Le 13 mars 2018, Arte diffuse un documentaire intitulé Guerre de l’info au cœur de la machine russe, une enquête menée en 2017 par Paul Moreira.
Le pitch
« Le 29 mai 2017, le président français Emmanuel Macron fraîchement élu accueille à Versailles son homologue Vladimir Poutine, et accuse la chaîne internationale RT (Russia Today) et le site Sputnik d’avoir œuvré durant la campagne électorale française comme des organes de propagande en faveur de Marine Le Pen, sur ordre du Kremlin. « Apportez-nous les preuves », rétorque en substance le président russe, aujourd’hui candidat à un quatrième mandat. C’est ce que fait Paul Moreira dans cette enquête rigoureuse, exposant un pan de la machine russe à désinformer, au travers, notamment, de la manière dont elle s’est mise au service de Marine Le Pen dans la course à la présidence française, mais aussi de ses faits d’armes pro-Trump aux États-Unis, et pro AfD (le parti d’extrême droite Alternative für Deutschland) en Allemagne. Paul Moreira interroge la jeune patronne de RT, Margarita Simonian, qui sait tourner en ridicule dans un clip malicieux ceux qui dénoncent son asservissement au Kremlin. Il parvient aussi à faire parler (en caméra cachée) le guerrier de l’ombre Konstantin Rykov, hacker et ancien député pro-Poutine, qui a joué un rôle clé dans les campagnes américaine et française. D’une « usine à trolls » de Saint-Pétersbourg, où de jeunes professionnels du Web fabriquent 24 heures sur 24 des fake news, aux confidences du député européen d’extrême droite Jean-Luc Schaffhauser, qui a négocié les prêts russes au Front national, de la profession de foi ultraconservatrice de l’oligarque Konstantin Malofeev aux mensonges par omission du leader de l’AfD Alexander Gauland, Paul Moreira a enquêté plusieurs mois pour établir des liens entre le sommet du pouvoir russe et les vagues de désinformation dénoncées par le président français comme par les services secrets américains. Son documentaire éloquent met ainsi des faits, des mots et des visages sur une nébuleuse soigneusement entretenue, dont les combattants ont appris à effacer les traces ».

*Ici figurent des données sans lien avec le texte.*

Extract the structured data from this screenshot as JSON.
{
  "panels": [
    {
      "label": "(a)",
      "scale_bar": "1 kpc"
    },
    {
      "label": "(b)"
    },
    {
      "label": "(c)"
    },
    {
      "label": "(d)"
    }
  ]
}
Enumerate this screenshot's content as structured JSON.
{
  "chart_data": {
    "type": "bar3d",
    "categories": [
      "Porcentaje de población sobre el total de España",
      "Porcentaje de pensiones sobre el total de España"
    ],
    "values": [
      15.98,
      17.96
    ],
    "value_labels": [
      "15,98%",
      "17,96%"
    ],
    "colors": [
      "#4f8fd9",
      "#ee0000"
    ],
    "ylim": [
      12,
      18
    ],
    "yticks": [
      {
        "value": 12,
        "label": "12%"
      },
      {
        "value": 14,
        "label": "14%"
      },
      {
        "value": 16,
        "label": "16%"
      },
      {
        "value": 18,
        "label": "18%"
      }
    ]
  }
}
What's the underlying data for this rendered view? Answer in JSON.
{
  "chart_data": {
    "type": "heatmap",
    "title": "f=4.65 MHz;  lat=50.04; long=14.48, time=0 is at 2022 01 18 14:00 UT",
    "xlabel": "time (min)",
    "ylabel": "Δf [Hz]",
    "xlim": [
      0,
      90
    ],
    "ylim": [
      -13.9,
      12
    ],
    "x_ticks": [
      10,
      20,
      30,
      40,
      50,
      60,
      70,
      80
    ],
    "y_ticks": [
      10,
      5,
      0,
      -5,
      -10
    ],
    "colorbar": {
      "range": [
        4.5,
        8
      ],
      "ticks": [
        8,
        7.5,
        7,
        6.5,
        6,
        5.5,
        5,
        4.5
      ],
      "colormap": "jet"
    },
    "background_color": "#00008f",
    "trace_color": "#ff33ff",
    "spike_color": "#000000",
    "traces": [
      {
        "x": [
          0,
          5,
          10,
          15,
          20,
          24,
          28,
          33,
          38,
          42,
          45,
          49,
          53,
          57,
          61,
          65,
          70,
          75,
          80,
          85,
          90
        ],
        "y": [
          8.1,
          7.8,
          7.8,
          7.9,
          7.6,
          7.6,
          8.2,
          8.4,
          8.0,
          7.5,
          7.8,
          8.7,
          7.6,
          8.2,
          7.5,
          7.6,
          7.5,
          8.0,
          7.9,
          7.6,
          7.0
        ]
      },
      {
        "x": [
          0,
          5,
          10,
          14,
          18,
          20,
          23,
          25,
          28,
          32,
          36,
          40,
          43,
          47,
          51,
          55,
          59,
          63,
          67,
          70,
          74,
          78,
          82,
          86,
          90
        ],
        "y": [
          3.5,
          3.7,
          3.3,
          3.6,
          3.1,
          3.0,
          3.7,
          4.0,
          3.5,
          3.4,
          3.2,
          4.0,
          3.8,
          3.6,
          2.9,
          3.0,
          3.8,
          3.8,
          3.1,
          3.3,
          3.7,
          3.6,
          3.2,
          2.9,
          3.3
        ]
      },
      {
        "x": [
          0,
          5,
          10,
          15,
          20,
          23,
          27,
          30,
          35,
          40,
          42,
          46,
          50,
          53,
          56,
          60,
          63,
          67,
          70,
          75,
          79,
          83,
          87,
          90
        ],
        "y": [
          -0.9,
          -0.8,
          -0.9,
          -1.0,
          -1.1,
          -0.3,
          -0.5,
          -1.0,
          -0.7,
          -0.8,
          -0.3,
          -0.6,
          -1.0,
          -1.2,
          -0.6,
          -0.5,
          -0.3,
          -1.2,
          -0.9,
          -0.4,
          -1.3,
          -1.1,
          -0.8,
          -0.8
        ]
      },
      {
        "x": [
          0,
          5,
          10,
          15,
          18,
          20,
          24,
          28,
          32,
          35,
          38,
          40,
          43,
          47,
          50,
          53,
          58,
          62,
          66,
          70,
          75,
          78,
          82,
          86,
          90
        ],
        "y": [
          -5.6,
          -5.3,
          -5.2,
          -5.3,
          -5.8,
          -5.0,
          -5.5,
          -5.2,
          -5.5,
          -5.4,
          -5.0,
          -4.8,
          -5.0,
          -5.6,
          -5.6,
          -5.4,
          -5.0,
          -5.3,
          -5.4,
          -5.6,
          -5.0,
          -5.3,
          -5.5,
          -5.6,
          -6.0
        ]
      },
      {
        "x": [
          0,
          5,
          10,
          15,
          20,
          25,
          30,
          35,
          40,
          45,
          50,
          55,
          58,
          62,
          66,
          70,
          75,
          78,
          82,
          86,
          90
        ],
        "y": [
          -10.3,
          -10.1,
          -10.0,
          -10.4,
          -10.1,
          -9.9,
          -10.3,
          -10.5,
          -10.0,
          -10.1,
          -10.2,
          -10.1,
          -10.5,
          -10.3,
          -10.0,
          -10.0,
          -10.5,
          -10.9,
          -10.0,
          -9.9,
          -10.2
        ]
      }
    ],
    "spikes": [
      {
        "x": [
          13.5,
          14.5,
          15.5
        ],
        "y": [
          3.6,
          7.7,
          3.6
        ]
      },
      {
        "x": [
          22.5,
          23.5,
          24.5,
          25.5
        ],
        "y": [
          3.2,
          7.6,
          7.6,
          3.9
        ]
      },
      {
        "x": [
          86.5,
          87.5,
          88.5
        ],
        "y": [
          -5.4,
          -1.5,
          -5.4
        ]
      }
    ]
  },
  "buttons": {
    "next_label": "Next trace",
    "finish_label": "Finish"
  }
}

Un pitch qui donne clairement le ton et le caractère militant d’un documentaire visant à la fois Poutine et Marine Le Pen, accusant en tout premier lieu le président russe d’agir afin de trafiquer les élections françaises et américaines.
Les mots du documentaire
Une mise en bouche :
Le documentaire commence par la fameuse question posée par un journaliste à Poutine, lors de sa visite à Paris pour rencontrer Macron, question qui porte sur une rumeur : le fait que des hackeurs russes se seraient immiscés dans la campagne présidentielle française, contre Macron.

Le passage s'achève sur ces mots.